How a Computer Works (2015)
12. CPU
Central Processing Unit
The central processing unit (CPU) is the heart of any computer. The CPU performs many tasks on data. Most data at one stage will travel through the CPU.
The CPU performs calculations on data, routes data to memory and organizes data. The chances are your computer will contain a CPU from either Intel or AMD.
Intel’s Pentium processors are amongst the most widely used.
Different CPU speeds are available, the higher speed CPU’s process data much faster, so the computer will perform tasks faster.
Clock
The CPU is attached to the motherboard. A quartz crystal clock generates timing pulses that are fed into the CPU and other microchips. These timing pulses keep the CPU data processing in step with all the other microchips on the motherboard. Because of the huge amount of heat generated by the CPU, a fan (not shown) keeps it cool.
Intel Pentium
Here we describe the internal operation of an Intel Pentium processor.
The Intel Pentium CPU microprocessor uses millions of transistors on its two silicon circuits.
One circuit is the main CPU. A memory cache, named L2 is the second. Both silicon circuits are embedded in the one package with connection leads underneath.
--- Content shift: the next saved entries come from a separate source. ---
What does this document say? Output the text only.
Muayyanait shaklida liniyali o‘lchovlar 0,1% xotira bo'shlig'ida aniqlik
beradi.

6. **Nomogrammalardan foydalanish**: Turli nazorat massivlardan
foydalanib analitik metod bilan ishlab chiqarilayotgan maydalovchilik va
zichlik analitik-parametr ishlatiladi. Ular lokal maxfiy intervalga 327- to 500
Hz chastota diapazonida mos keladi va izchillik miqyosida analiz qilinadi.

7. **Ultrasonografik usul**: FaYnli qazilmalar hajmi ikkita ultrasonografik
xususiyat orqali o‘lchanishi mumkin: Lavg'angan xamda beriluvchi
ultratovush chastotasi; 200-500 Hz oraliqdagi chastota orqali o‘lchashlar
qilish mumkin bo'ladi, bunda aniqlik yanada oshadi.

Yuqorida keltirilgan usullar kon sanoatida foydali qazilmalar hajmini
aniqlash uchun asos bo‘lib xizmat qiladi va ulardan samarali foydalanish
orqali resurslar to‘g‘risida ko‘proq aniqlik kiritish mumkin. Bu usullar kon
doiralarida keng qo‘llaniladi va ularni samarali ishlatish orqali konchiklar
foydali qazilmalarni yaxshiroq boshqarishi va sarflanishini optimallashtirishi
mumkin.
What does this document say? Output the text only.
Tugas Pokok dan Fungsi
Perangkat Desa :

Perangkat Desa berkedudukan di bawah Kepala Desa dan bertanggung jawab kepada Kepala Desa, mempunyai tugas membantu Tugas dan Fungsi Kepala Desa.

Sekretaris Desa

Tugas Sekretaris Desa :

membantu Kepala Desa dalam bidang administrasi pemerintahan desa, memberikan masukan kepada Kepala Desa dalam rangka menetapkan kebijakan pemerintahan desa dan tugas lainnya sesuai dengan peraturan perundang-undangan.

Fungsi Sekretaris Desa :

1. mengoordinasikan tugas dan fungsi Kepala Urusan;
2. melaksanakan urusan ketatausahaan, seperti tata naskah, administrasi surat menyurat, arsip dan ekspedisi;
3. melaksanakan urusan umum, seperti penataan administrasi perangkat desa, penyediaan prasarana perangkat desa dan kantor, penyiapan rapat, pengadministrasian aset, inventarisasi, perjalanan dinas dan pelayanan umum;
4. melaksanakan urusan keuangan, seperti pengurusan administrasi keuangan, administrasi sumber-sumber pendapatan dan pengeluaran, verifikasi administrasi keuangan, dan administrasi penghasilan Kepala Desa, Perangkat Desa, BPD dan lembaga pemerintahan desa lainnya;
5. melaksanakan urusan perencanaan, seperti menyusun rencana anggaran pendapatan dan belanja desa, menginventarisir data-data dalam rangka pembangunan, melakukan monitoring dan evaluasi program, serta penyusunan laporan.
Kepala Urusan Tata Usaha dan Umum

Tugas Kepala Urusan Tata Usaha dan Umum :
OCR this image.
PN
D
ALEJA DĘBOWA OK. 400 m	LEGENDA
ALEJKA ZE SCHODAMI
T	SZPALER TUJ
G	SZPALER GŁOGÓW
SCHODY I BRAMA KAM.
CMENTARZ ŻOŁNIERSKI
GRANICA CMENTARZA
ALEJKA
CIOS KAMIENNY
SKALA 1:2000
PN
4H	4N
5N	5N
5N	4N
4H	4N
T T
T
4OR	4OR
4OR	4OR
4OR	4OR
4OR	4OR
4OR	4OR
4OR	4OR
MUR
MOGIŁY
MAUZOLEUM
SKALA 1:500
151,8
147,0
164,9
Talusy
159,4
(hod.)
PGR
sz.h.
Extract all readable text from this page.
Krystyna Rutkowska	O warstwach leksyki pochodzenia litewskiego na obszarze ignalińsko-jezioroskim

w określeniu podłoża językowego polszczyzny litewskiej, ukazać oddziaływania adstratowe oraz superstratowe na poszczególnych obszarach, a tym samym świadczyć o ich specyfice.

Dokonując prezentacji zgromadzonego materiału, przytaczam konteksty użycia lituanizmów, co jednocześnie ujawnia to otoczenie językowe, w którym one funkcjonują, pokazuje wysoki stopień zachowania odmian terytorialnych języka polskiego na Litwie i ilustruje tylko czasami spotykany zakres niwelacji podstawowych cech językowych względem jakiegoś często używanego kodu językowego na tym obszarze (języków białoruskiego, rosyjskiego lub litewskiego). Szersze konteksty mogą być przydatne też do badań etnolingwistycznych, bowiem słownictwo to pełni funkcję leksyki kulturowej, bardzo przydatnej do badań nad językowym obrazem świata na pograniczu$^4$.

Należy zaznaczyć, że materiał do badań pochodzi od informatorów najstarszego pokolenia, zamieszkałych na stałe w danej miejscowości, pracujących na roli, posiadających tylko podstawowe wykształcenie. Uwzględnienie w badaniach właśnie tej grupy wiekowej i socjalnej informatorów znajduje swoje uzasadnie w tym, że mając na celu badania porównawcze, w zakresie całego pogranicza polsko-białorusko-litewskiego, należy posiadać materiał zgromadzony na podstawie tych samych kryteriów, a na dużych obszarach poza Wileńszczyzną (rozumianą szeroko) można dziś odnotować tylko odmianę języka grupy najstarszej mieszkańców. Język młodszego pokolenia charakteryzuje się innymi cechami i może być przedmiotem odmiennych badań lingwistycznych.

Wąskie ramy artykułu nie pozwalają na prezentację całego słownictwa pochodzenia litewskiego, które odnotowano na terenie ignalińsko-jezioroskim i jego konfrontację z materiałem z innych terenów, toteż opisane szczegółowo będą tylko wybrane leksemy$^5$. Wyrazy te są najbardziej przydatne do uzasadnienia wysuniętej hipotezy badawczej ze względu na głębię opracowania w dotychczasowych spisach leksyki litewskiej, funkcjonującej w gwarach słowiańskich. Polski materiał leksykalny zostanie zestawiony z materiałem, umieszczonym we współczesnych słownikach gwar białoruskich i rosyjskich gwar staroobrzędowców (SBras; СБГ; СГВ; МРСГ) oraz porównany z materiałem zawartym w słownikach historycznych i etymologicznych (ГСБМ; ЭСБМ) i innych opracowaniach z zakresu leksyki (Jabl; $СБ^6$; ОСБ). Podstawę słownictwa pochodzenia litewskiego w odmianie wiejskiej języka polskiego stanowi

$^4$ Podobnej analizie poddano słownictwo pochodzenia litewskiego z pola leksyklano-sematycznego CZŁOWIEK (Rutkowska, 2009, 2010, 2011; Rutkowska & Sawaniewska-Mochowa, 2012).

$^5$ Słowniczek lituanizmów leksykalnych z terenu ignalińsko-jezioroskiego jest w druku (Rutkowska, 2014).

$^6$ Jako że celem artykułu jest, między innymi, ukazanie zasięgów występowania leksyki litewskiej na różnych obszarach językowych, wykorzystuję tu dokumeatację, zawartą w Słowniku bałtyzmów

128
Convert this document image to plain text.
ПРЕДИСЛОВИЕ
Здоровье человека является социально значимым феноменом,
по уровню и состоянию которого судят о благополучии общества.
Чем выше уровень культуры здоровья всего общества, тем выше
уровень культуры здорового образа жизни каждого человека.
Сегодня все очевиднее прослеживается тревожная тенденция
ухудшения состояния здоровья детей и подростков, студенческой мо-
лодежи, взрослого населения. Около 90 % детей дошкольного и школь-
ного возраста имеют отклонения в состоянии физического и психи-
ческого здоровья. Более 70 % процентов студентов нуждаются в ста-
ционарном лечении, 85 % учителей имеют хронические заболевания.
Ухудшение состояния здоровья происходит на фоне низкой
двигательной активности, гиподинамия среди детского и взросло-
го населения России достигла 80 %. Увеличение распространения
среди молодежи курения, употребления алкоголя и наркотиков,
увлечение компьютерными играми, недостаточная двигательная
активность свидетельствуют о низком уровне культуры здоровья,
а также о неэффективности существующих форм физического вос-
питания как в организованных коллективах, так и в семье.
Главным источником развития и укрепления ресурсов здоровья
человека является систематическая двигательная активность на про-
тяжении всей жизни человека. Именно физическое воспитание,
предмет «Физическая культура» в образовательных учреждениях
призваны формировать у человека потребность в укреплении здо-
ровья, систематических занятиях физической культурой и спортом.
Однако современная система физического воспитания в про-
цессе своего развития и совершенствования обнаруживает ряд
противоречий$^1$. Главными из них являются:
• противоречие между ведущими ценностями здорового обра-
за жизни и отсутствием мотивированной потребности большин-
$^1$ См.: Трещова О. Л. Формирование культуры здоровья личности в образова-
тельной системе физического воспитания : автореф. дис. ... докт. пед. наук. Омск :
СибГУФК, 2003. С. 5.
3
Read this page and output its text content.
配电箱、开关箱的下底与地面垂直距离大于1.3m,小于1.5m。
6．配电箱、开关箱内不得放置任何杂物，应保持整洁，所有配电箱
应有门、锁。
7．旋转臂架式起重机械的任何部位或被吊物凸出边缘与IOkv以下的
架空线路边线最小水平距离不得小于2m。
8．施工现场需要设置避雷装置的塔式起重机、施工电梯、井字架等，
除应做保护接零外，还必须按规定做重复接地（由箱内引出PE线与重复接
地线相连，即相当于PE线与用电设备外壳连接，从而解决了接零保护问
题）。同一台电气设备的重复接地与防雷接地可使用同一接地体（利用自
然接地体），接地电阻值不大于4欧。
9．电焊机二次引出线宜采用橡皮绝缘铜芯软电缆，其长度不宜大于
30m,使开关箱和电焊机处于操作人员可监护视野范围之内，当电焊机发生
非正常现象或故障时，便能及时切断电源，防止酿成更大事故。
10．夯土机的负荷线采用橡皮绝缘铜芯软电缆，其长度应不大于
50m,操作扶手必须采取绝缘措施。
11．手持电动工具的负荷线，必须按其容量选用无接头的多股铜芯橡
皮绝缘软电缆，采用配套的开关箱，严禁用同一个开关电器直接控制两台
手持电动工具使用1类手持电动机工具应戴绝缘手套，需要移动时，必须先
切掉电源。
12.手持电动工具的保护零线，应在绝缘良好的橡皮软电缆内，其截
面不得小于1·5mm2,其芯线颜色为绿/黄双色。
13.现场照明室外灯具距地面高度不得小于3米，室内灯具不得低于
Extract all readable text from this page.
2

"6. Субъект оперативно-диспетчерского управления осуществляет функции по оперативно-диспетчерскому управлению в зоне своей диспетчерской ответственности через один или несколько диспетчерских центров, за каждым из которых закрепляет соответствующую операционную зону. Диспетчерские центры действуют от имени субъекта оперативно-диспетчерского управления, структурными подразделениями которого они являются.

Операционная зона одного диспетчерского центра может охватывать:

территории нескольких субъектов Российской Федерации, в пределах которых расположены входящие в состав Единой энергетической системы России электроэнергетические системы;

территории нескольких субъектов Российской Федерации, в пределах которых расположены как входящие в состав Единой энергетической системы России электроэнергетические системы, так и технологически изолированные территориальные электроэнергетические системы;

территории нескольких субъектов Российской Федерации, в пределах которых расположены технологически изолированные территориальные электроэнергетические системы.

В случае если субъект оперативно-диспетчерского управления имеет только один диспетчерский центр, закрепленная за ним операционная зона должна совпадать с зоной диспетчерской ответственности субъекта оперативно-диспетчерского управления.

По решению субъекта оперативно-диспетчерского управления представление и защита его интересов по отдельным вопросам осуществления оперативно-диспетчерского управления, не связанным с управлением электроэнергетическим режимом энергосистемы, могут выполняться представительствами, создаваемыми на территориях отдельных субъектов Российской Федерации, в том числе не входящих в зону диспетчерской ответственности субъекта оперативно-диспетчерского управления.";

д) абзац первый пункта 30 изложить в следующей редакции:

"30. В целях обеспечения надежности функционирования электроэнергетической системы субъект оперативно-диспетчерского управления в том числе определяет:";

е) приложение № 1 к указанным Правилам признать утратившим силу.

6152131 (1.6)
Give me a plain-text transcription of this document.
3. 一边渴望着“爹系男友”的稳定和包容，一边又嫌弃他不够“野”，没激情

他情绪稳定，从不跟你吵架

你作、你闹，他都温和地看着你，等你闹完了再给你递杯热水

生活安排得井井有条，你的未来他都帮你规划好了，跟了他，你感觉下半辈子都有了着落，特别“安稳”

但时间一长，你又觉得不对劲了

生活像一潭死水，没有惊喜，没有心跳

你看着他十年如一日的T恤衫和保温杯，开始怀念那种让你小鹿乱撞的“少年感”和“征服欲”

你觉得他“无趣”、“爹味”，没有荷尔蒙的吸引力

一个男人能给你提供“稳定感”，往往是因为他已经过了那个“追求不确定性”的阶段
The CPU and memory cache are 64bits wide. Data bits move around the Pentium up to 100Mhz.
Each data bits movement is controlled by a clock pulse so all movements happen at the same time.
The timing cycle ensures data moves around at the same speed.
Internal Pentium Diagram
BIU
Idle
Data is read into the BIU and placed in the L2 cache
BIU copies data to L1 caches
When data bits reach the CPU data is connected to the CPUs bus interface unit (BIU). Once the BIU receives information it makes a copy of it.
One copy is sent to the L2 memory cache the other to L1 memory caches on the main CPU silicon circuit.
There are several L1 memory caches on the main CPUs silicon circuit and range in size from 8-16KB.
The BIU sends code to the L1 instruction cache, or I-cache. Data is sent to the Data cache (D-cache) to be used by the code.
BTB
The Fetch/Decode Unit pulls data from the L1 I-Cache the BTB also has this data
The fetch/decode unit pulls instruction code from the I-cache, at this time the branch target buffer (BTB) compares each instruction code with a record in a separate memory buffer to see if it’s been used before.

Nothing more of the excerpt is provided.